Filmin ikinci yarısında keskin bir türsel değişim gözlemlenir. Sakin köy hayatı, yerini silahların konuştuğu bir şiddet kargaşasına bırakır. Öldürme ruhsatı olan, ilginç bir Amerikan çetesi ortaya çıkar ve esrarengiz cinayetlerin sebepleri adım adım belirmeye başlar. Bambaşka mizaçlardan oluşan bu çete, silahlı ve şiddet yanlısı endüstriyel Amerikan gangster filmlerinin adeta bir parodisidir. Filmde yer alan bir diğer alt metin de, Alman kökenli çete liderine Nazist yakıştırmasının yapılmasıyla belirir. Çeşitli kökenlerden gelen Amerikan halkının, kendi içerisinde düştüğü ırkçılık, “Hangimiz daha Amerikan?” yarışına girdiği sahnelerle canlandırılır ve Amerika halkının düştüğü ırkçı kavramların gülünçlüğü, tüm tezatlığıyla ortaya koyulur. Kimlik farklılıkları diyalog hâline geldiğinde, daha da katmanlaşır ve üstünlük kurmaya çalıştıkları sosyal konumları daha da belirginleşir. Çetede yer alan iki Brezilyalının da Bacurau halkını sahiplenmeyip kendilerini beyaz Amerikanlara daha çok benzetmesi; bu bölge halkının maruz bırakıldığı sosyal marjinalleştirmeyi doğrudan kelimelere döker. Çetenin aslında belediye başkanı Tony Junior’nın zalim planlarının bir parçası olduğunun anlaşılması ise, belki de Trump hükümetine sempati duyan işbirlikçi Bolsonaro’ya bir gönderme barındırır.

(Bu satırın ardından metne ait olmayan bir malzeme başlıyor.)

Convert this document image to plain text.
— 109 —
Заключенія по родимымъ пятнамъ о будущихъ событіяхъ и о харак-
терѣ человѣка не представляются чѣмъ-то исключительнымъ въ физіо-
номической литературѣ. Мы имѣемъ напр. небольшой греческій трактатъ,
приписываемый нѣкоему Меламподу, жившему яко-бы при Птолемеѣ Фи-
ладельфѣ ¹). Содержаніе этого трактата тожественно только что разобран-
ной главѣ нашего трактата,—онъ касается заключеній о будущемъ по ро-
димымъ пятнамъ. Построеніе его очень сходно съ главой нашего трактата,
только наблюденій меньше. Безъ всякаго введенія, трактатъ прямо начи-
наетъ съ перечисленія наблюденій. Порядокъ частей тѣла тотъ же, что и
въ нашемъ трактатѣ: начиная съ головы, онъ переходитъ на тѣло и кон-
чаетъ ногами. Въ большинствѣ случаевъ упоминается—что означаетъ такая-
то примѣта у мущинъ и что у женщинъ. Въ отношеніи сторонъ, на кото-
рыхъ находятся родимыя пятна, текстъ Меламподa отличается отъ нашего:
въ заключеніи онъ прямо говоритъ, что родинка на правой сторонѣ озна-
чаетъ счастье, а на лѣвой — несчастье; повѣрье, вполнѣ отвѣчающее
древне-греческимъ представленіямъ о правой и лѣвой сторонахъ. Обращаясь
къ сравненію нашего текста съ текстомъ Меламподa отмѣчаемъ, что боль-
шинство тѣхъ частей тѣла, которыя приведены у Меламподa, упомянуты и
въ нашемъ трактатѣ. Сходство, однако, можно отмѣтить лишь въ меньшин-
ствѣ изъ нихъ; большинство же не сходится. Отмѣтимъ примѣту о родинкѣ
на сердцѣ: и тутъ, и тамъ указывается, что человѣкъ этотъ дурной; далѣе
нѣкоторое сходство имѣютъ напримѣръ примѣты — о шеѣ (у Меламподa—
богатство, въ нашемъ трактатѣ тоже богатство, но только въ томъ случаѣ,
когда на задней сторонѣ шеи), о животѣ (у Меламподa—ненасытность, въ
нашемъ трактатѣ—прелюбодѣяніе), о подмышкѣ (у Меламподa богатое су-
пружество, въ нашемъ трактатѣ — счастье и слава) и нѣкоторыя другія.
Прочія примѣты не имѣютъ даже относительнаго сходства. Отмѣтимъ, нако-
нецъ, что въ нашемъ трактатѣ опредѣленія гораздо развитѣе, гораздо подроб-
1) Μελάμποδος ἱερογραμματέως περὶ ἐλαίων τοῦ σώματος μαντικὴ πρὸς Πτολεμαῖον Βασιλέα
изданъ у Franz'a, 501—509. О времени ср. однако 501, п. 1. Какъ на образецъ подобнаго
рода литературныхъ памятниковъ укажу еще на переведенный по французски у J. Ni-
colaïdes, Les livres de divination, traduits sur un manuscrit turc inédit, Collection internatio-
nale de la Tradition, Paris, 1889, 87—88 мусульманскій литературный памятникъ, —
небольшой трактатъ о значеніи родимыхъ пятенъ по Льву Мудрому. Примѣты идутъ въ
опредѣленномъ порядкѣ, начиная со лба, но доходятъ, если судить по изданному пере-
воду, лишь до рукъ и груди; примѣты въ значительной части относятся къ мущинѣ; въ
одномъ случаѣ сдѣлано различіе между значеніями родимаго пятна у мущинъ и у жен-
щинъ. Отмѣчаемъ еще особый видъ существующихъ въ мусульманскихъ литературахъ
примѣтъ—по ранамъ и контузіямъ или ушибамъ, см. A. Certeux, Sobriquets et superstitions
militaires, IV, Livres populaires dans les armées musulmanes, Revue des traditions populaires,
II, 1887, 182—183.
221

Köydeki müze; fazla turist çekmiyor olsa da bölge halkının tarihini yansıtan gururlu bir anıtıdır. Müzedeki çerçevelerde Brezilya’daki Cangaço hareketlerine dair fotoğraflar görülür. Cangaço, 19. yüzyılın sonlarından itibaren kuzeydoğuda bir tür toplumsal direniş hareketi olarak görülmüştür. Eşitsizliklerin yüksek olduğu bu bölgede; toprak sahiplerinin ve hükümetin hakimiyetine karşı ayaklanan köylüler göçebe haydut grupları oluşturmuşlardır. Özellikle 1950’li ve 1960’lı yıllarda Brezilya sinemasında bu oluşuma bolca yer verilir. Filmdeki Bacurau halkı da maruz kaldıkları saldırılara karşı kökenlerinden gelen geleneklerine tekrar sarılır ve Cangaço’yu adeta yeniden canlandırır. Teresa’nın bavulunun elden ele taşınmasıyla basit bir şekilde sembolize edilen dayanışmacı yapı, insan avına çıkmış Amerikan turistlere karşı çok daha keskin ve sert bir biçimde tekrar belirir. Tüm siyasi tehditlere boyun eğmek yerine, onurlu bir direnişi tercih eden halk; bir bakıma sömürgeci zihniyete karşı da duruşunu sergiler. Film gelecekte geçiyor olsa da, Bacuarau’nun anlatıları bölge halkının tarihsel geçmişiyle harmanlanmıştır. Brezilya’nın sözde uygunsuz olarak tabir edilen isyankâr oluşumunun; ailesine, kültürüne ve tarihine karşı dış tehditlerle mücadelesi tüm gerilimiyle resmedilir.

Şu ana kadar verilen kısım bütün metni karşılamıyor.